“I am just about to set off for Chateau de Roche, but certainly, certainly. Come this way.”
Prince Rupprecht led Ophelia and the professor down a wide corridor filled with chandeliers and statues of voluptuous ladies, and through tasseled curtains into a sitting room. He went straight to a sideboard and poured out two brandies. He passed one to Penrose—completely ignoring Ophelia—and fell into a thronelike chair.
Ophelia and Penrose sat.
Penrose laid aside the brandy and leaned forward, elbows on knees. “I shan’t waste your time. I was told you commissioned the ballet Cendrillon at the opera house. Why?”

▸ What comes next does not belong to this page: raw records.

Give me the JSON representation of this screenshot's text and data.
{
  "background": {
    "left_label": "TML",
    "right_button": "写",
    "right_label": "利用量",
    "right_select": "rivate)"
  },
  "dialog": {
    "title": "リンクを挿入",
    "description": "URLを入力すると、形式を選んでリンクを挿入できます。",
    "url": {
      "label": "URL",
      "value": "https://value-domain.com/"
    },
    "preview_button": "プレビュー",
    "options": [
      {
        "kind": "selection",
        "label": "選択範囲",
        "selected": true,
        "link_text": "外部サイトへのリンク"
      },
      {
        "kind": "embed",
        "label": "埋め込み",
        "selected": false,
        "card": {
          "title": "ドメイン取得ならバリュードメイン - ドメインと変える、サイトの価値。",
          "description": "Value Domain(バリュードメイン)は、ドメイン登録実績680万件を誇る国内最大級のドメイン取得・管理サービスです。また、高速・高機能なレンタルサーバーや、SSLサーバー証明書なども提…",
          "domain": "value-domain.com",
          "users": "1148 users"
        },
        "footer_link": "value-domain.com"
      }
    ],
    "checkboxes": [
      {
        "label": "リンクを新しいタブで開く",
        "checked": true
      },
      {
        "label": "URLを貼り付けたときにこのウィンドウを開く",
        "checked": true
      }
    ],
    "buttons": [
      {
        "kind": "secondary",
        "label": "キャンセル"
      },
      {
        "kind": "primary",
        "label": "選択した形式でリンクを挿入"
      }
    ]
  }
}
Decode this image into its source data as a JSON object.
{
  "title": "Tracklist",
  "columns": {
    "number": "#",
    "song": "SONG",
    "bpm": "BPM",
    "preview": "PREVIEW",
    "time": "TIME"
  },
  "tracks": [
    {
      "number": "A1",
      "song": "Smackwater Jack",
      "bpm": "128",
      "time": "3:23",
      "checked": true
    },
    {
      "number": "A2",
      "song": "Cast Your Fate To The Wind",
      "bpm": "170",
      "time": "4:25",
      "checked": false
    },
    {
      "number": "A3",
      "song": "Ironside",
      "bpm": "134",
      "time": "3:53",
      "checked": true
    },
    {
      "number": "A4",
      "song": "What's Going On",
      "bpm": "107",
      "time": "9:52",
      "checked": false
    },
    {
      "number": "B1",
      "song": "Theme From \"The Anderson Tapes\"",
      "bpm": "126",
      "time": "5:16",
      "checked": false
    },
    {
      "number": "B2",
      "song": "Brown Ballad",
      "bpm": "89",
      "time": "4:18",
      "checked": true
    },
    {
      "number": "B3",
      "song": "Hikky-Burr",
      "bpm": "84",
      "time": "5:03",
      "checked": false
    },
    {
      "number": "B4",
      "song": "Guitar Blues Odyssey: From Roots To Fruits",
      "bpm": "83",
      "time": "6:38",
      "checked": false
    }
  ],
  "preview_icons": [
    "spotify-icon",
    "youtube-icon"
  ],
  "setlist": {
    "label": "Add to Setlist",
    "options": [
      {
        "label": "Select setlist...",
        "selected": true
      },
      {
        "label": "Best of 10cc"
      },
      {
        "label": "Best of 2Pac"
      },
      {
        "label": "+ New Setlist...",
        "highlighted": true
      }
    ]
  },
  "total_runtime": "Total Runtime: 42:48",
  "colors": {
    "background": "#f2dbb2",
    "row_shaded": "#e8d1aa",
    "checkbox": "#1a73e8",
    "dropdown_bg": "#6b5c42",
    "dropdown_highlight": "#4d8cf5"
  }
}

“Why?” Prince Rupprecht swirled his brandy. “I am a newcomer to this city, Lord Harrington. My land, Slavonia, is thought to be backward by the Parisians. Provincial. Some even say barbaric. I wish to make France my home, however, and so, to earn the respect of the people here, I commissioned the ballet. At great expense, true, but it proves, I think, that Prince Rupprecht of Slavonia belongs here, at the center of the civilized world. Not in a backwater.”
And Ophelia thought she was touchy about being a bumpkin.
“Why do you ask, Lord Harrington?”
“I was considering commissioning a ballet myself, as it happens.”
What a tall tale! But Prince Rupprecht seemed to buy it; he nodded.
“Another fairy tale ballet, I fancy,” Penrose said.
Prince Rupprecht grunted what sounded like approval and finished off his brandy. He placed the glass on the carpet and lounged back in his chair.
“‘The Sleeping Beauty,’ perhaps,” Penrose said. “I enjoyed that tale as a lad. But I must get the sets and the costumes just so, and I was told that you, Prince Rupprecht, took great care over the costumes and scenery of Cendrillon.”
“Who told you that?”
“I cannot recall.”
“I paid some attention, yes. If a man sinks that much money into something, he must see it through, yes?”
“The detail of that ballet! Colifichet’s scenery is simply stupendous, and the costumes.” Penrose paused. “How is it that the ballerina’s costume has a stomacher that resembles to a startling degree an heirloom stomacher belonging to the Malbert family?”
“Does it?” Prince Rupprecht had drawn a small object—a coin—from his pocket, and he tossed it into the air and caught it, over and over. “I did not design the costumes, Lord Harrington.” He chuckled, his eyes strained. “I wished for the costume to be particularly beautiful, of course, so I commissioned Madame Fayette—have you heard of her?—to design and make it. No cheap theatrical rags, yes?”
That explained why the ballet costume was so unnecessarily fine, then.
Up went the coin, and Prince Rupprecht caught it. And again, and again.
Ophelia glanced at Penrose. He made a slight shake of his head: no. She ignored it.
“Prince Rupprecht, whatever are you throwing that coin about for?” Ophelia asked.
He caught the coin and tucked it in his pocket. “My nursemaid told me, when I was a boy, that you must keep a coin in your pocket to appease the ghosts you meet.”
“Ghosts! Have you ghosts in your house?” Ophelia asked.
“One never knows.” Prince Rupprecht snatched his empty glass from the floor and lumbered—unsteadily now—back to the drinks table.
“I ask about the stomacher,” Penrose said, “because in my academic work I happened to have come across an old version of the tale that assigns the stomacher to Cinderella’s ball gown. Not the younger stepsister’s.”
Prince Rupprecht brought his sloshing-full brandy glass back to his throne and thumped to a seat. “That is but a silly bit of lore, is it not? I heard it from the mouths of the mademoiselles Malbert. They claim kinship with Cinderella and claim their house was the setting of the tale. Rubbish.”